Z A Bukhari’s talents blossomed when the British decided to run the radio in a professional manner and launched a broadcasting station in 1935. Bukhari was trained by Lionel Fielden in the art of broadcasting; and later he was appointed as the programme director at All India Radio (AIR), Delhi station. After four years of working AIR, Delhi, Bukhari was sent to Bombay where he made his lifelong acquaintances in India’s new cultural capital that boasted a state-of-the-art film industry and scores of writers, poets and artists from all over the subcontinent.
Bukhari’s life and interests remain at variance with the state-ideology of Jihadism and mock-Islamisation
After the creation of Pakistan, who could have been a better choice for the position of the first Direction General of Radio Pakistan? His brother, eminent humorist and broadcaster Patras Bukhari, was the Director General of All India Radio at the time of Independence.
It was at Radio Pakistan where Bukhari used his extensive expertise and creativity to set a direction for the promotion of a plural Pakistani culture.

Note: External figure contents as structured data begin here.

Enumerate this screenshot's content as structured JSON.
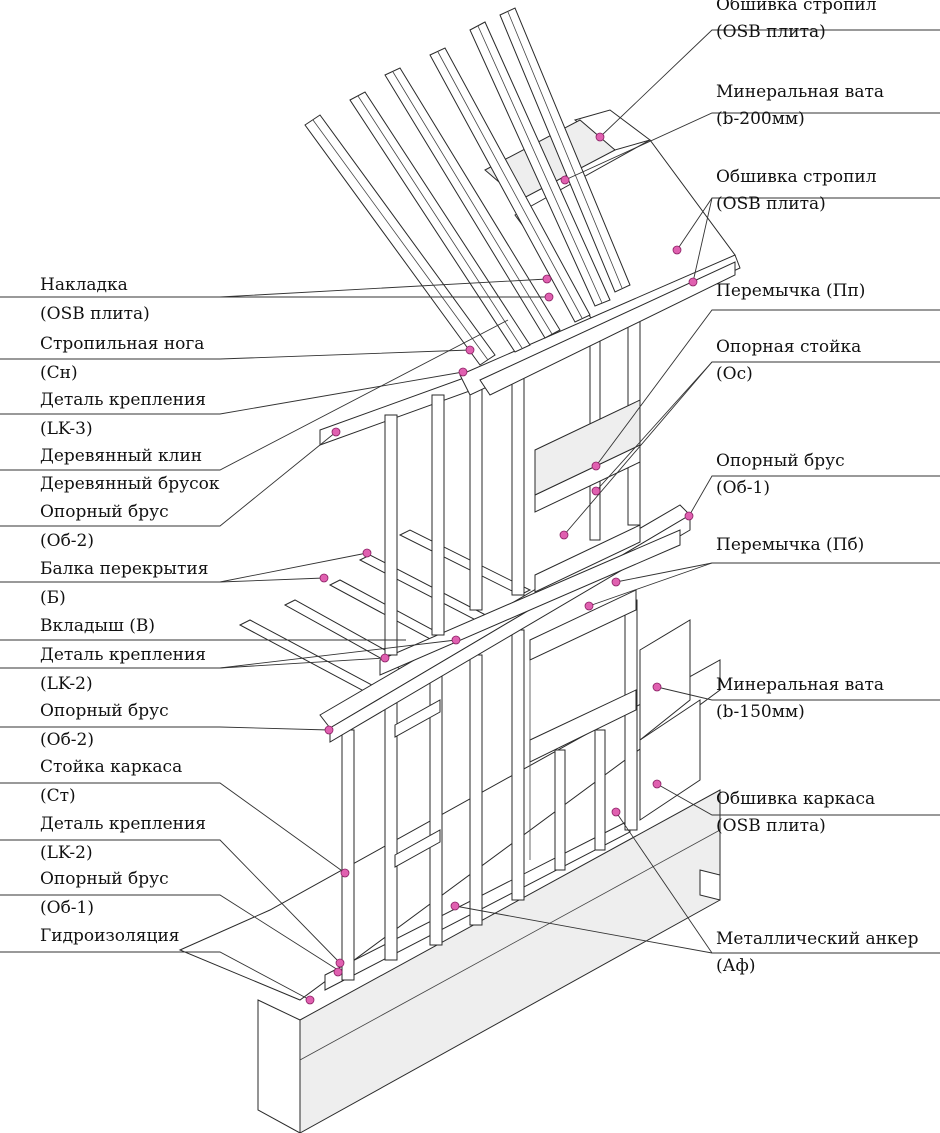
{
  "labels": {
    "right": [
      {
        "line1": "Обшивка стропил",
        "line2": "(OSB плита)"
      },
      {
        "line1": "Минеральная вата",
        "line2": "(b-200мм)"
      },
      {
        "line1": "Обшивка стропил",
        "line2": "(OSB плита)"
      },
      {
        "line1": "Перемычка (Пп)",
        "line2": ""
      },
      {
        "line1": "Опорная стойка",
        "line2": "(Ос)"
      },
      {
        "line1": "Опорный брус",
        "line2": "(Об-1)"
      },
      {
        "line1": "Перемычка  (Пб)",
        "line2": ""
      },
      {
        "line1": "Минеральная вата",
        "line2": "(b-150мм)"
      },
      {
        "line1": "Обшивка каркаса",
        "line2": "(OSB плита)"
      },
      {
        "line1": "Металлический анкер",
        "line2": "(Аф)"
      }
    ],
    "left": [
      {
        "line1": "Накладка",
        "line2": "(OSB плита)"
      },
      {
        "line1": "Стропильная нога",
        "line2": "(Сн)"
      },
      {
        "line1": "Деталь крепления",
        "line2": "(LK-3)"
      },
      {
        "line1": "Деревянный клин",
        "line2": ""
      },
      {
        "line1": "Деревянный брусок",
        "line2": ""
      },
      {
        "line1": "Опорный брус",
        "line2": "(Об-2)"
      },
      {
        "line1": "Балка перекрытия",
        "line2": "(Б)"
      },
      {
        "line1": "Вкладыш (В)",
        "line2": ""
      },
      {
        "line1": "Деталь крепления",
        "line2": "(LK-2)"
      },
      {
        "line1": "Опорный брус",
        "line2": "(Об-2)"
      },
      {
        "line1": "Стойка каркаса",
        "line2": "(Ст)"
      },
      {
        "line1": "Деталь крепления",
        "line2": "(LK-2)"
      },
      {
        "line1": "Опорный брус",
        "line2": "(Об-1)"
      },
      {
        "line1": "Гидроизоляция",
        "line2": ""
      }
    ]
  },
  "colors": {
    "marker": "#e060b0",
    "line": "#333333"
  }
}
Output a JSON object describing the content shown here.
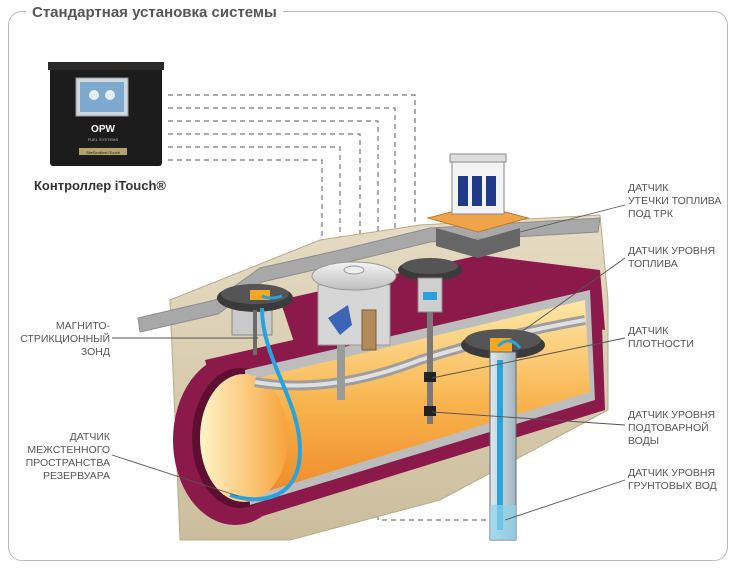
{
  "title": "Стандартная установка системы",
  "controller": {
    "caption": "Контроллер iTouch®",
    "brand": "OPW",
    "brand_sub": "FUEL SYSTEMS",
    "panel_label": "SiteSentinel iTouch"
  },
  "labels": {
    "leak_sensor": [
      "ДАТЧИК",
      "УТЕЧКИ ТОПЛИВА",
      "ПОД ТРК"
    ],
    "fuel_level": [
      "ДАТЧИК УРОВНЯ",
      "ТОПЛИВА"
    ],
    "density": [
      "ДАТЧИК",
      "ПЛОТНОСТИ"
    ],
    "water_level": [
      "ДАТЧИК УРОВНЯ",
      "ПОДТОВАРНОЙ",
      "ВОДЫ"
    ],
    "groundwater": [
      "ДАТЧИК УРОВНЯ",
      "ГРУНТОВЫХ ВОД"
    ],
    "probe": [
      "МАГНИТО-",
      "СТРИКЦИОННЫЙ",
      "ЗОНД"
    ],
    "interstitial": [
      "ДАТЧИК",
      "МЕЖСТЕННОГО",
      "ПРОСТРАНСТВА",
      "РЕЗЕРВУАРА"
    ]
  },
  "colors": {
    "tank_shell": "#8b1a4a",
    "fuel": "#f7a23a",
    "sensor": "#f5a623",
    "cable": "#2aa3dc",
    "soil": "#d8cdb4",
    "concrete": "#9a9a9a",
    "dashed_line": "#777777"
  }
}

As a music officiando, Bukhari helped in setting new trends for rendition Urdu ghazals-which remain as the basis for continued innovation and evolution in the musical genre of ghazal gayeki. In addition, Radio Pakistan became a hub, a new patron for the migrated classical and semi-classical musicians and vocalists. Bukhari allowed for the continuity of the musical traditions and later recorded in his memoirs how the Muslims of the Indian subcontinent had contributed in the refinement of tradition Indian music styles. His book Raag Dariya was one of the few written works on classical raags.

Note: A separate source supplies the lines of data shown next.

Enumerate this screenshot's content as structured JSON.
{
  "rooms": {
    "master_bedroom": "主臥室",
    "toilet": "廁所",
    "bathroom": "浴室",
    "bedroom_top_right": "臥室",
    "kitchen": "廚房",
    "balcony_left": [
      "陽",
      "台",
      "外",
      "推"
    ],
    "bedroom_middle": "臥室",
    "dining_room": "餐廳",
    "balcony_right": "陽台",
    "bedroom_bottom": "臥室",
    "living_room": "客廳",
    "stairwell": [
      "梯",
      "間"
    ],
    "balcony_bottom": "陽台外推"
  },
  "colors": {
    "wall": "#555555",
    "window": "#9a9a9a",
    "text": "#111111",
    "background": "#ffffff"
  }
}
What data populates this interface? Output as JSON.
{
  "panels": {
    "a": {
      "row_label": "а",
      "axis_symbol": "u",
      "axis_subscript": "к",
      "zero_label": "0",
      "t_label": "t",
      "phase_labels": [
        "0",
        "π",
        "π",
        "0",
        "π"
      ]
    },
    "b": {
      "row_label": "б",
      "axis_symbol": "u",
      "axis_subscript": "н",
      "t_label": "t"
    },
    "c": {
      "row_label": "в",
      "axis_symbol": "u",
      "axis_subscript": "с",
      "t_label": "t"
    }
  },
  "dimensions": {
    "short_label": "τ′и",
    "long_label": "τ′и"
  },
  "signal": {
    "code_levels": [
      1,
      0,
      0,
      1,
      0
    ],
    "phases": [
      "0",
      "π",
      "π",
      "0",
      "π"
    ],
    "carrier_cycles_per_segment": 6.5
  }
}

With the advent of television in Pakistan, Bukhari was appointed as Pakistan Television’s General Manager, where the broadcasting experience of quarter of a century allowed him to introduce exceptionally remarkable cultural programming on the idiot box. He was eventually removed from the position because of his opposition to Gen Ayub Khan’s regime.
Bukhari’s poetry, though scattered and out of print for years, is a formidable collection of modern ghazal reflecting his deep links to glorious traditions of Urdu literature.
guzree hae usee tarah bahaar abkay baras bhee
ho gee nah bahaaro- may- shumaar abkay baras bhee
Bukhari in his All India Radio days
Perhaps the greatest of his legacies is an autobiography entitled Sarguzasht which is not a simple memoir of an individual but an important document on the cultural history of pre-1947 India and the subsequently, that of a new, fragile, insecure quality which has all but forgotten this icon. Bukhari was also a great proponent of our oral literary traditions and practiced them throughout his career: he was a brilliant conversationalist, a maestro when it came to theatrical recitations and rendering of marsiaas. Generations of Pakistani remember his dramatic and resonant voice.
It is a pity that Pakistani state, especially its cultural ‘institutions’, have failed to even make his collective works available to the newer generations of Pakistanis. Bukhari’s life and interests remain at variance with the state-ideology of Jihadism and mock-Islamisation. People like ZA Bukhari and their dedicated lives demonstrate how arts and culture are in sync with a country inhabited by Muslims; and how important it is to celebrate our rich heritage of music, literature and learning.
A recently launched website – http://zabukhari.com/ – is a humble effort to showcase the achievements and legacy of ZA Bukhari to Pakistanis and people across the world. In particular, the young Pakistanis-now comprising 70 percent of the country’s population need to learn about men of letters such as Bukhari who added much beauty and vigour to a society haunted by the tragedy of 1947 and its continued internal conflicts.